Name
sxk_means - K-means classification of a set of images
Usage
Usage in command lines:
sxk_means.py stack outdir <maskfile> --opt_method=optimization_method --K=number_of_classes --rand_seed=1000 --maxit=max_iter --trials=num_trials --crit=criterion_name --T0=first_temperature --F=factor_temperature --CTF --MPI
Usage in python programming:
k_means_main(stack, outdir, maskfile=None, opt_method=minimization_method, K, rand_seed=1000, maxit=max_iter, trials=num_trials, crit=criterion_name, CTF, F, T0, MPI)
To use MPI || version:
- 1. set the flag --MPI in command line
- 2. mpirun -np 32 sxk_means.py and the remaining parameters
- The above example is for mympi.
Example:
sxk_means.py hri_stack.hdf RES mask2d_23.hdf --opt_method="SSE" --K=128 --maxit=500 --crit="D"
sxk_means.py dbd:hri_stack RES dbd:mask2d_23 --opt_method="SSE" --K=128 --maxit=1000 --rand_seed=100 --T0=2.5 --F=0.995 --MPI
Input
- stack
- The input stack of images
- maskfile
- optional mask file to be used
- outdir
- name of directory where the results are writed, if outdir='None' none results are writed
The parameters preceded with -- are optional and default values are given in parenthesis.
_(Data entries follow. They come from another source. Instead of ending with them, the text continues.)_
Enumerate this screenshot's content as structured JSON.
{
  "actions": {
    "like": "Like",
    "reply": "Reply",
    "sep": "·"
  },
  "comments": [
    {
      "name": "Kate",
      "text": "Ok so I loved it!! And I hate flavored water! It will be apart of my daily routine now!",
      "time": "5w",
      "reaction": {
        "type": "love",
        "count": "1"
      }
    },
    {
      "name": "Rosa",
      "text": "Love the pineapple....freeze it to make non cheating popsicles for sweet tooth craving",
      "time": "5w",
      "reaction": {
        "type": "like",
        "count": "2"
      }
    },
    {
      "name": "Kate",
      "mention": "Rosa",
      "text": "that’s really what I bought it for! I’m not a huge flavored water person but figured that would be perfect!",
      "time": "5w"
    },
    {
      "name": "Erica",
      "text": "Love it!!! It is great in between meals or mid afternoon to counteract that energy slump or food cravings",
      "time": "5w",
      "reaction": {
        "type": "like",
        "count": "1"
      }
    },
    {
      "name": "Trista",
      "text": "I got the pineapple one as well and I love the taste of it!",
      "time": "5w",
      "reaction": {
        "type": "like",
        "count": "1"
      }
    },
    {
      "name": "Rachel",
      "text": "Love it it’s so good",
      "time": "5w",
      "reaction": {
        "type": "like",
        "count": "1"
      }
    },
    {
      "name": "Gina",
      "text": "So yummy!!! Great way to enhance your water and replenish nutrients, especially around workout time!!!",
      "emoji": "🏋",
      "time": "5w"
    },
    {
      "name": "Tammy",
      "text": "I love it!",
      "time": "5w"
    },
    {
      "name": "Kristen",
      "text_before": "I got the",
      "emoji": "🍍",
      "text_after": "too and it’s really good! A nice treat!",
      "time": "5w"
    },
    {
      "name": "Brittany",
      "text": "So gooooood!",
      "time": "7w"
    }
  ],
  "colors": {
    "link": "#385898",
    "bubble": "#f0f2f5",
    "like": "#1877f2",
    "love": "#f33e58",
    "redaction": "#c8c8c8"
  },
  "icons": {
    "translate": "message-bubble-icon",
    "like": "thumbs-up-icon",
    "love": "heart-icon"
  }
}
names of criterion used: 'all' all criterion, 'C' Coleman, 'H' Harabasz or 'D' Davies-Bouldin, thoses criterions return the values of classification quality, see also sxk_means_groups. Possibility to free composed, like 'CD', 'HC', 'CHD', ...
Output
- outdir
- The directory to which the averages of K clusters, the variance, and the classification charts are saved.
The program will write two kinds of image stack files:
the averages of each cluster (average.hdf) and the
variance of each cluster (variance.hdf).
The averages have the following attributes set:
- 'Class_average':1 (indicate that the image is a class avergae, not the raw data),
- 'nobjects':number of objects in a given class,
- 'members':list of images assigned to this class.
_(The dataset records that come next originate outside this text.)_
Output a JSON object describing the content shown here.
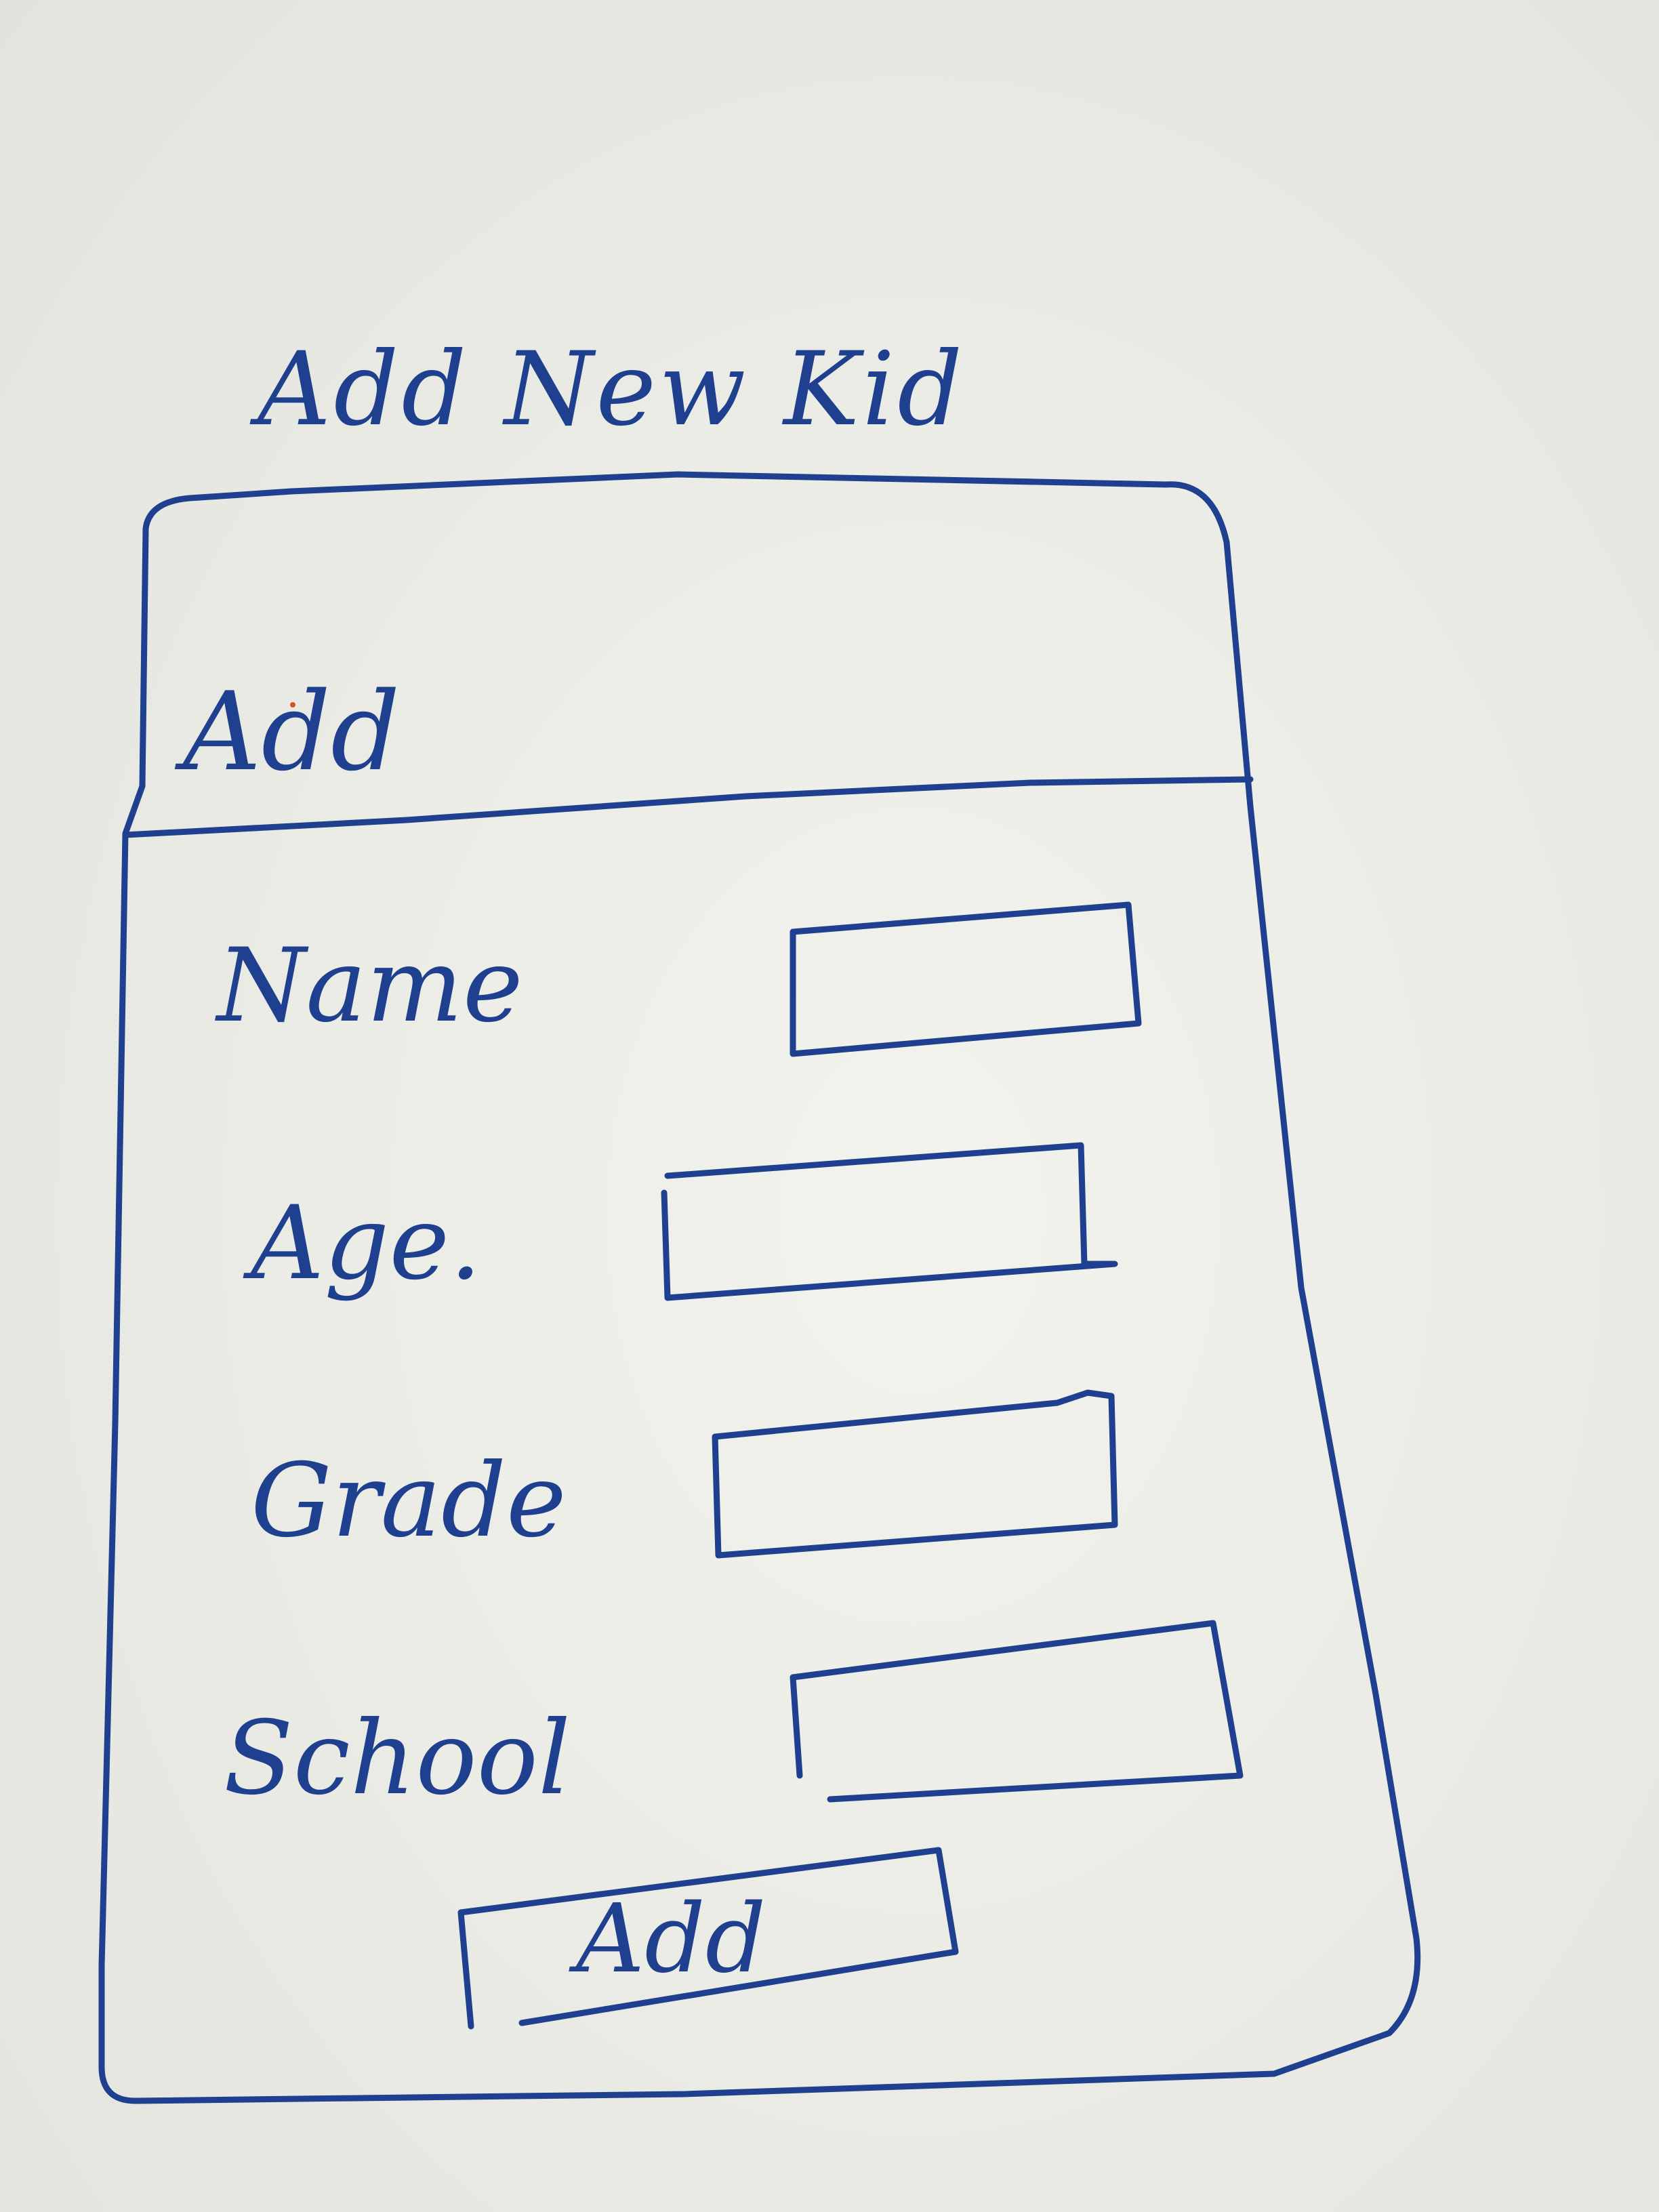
{
  "page": {
    "title": "Add New Kid"
  },
  "panel": {
    "header_label": "Add"
  },
  "form": {
    "fields": [
      {
        "label": "Name",
        "value": ""
      },
      {
        "label": "Age.",
        "value": ""
      },
      {
        "label": "Grade",
        "value": ""
      },
      {
        "label": "School",
        "value": ""
      }
    ],
    "submit_label": "Add"
  },
  "colors": {
    "ink": "#1f3f8f",
    "paper": "#ecece6"
  }
}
The variances have the following attributes set:
- 'Class_average':1 and
- 'nobjects'.
The classification chart (kmeans_classification_chart.txt) -- specifies which objects are classified to which cluster.
Description
- The command implements two minimization methods and two different algorithms depending on the CTF flag. In each case, random initialization is used, i.e., initially, images are randomly assigned to K classes.
- Minimization methods:
cla - classical K-means, in which class averages are updated after reassignment of each image. The method is fast, except for trivial cases it fails to find good assignment.
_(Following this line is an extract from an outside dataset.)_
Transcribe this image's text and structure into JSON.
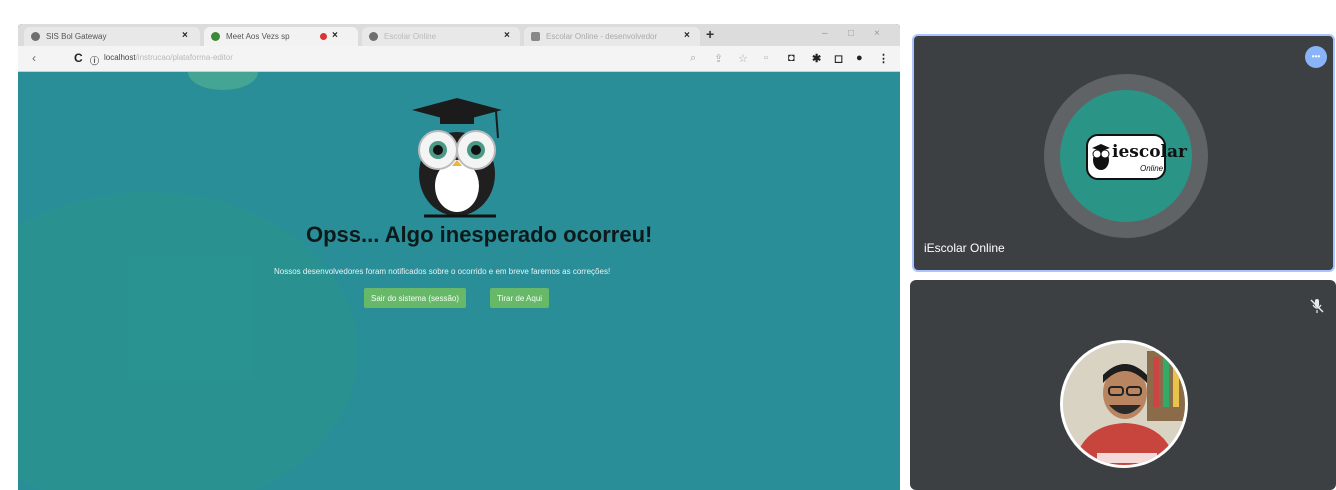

SSE - Sum-of-Squared-Error K-means class averages are updated after reassignment of each object. The method is slower (in case of CTF it is painfully slow), but yields better classification results.
- The results of K-means classification are (in most cases) irreproducible, i.e., if classification is repeated for the same number of classes but using different initial assignment (as in this implementation), the result will be different. In order to find reproducible results one is advised to repeat K-means many times and accept the 'best' solution, as identified by the criterion value. For a sufficiently large number of trials and reasonable data, it is possible to find optimum solution. This process is facilitated by the number of trials user can provide: program will repeat classificiation specified number of times and return the best solution found.
Program calculates and returns values of classification quality - see sxk_means_groups.
Reference
Pattern Classification II Edition - Richard O.Duda, Peter E.Hart, David G.Stork
Author / Maintainer
Julien Bert
Keywords
- category 1
- APPLICATIONS
Files
statisctics.py, sxk_means.py
See also
Maturity
- beta
- works for author, often works for others.
Bugs
None. It is perfect.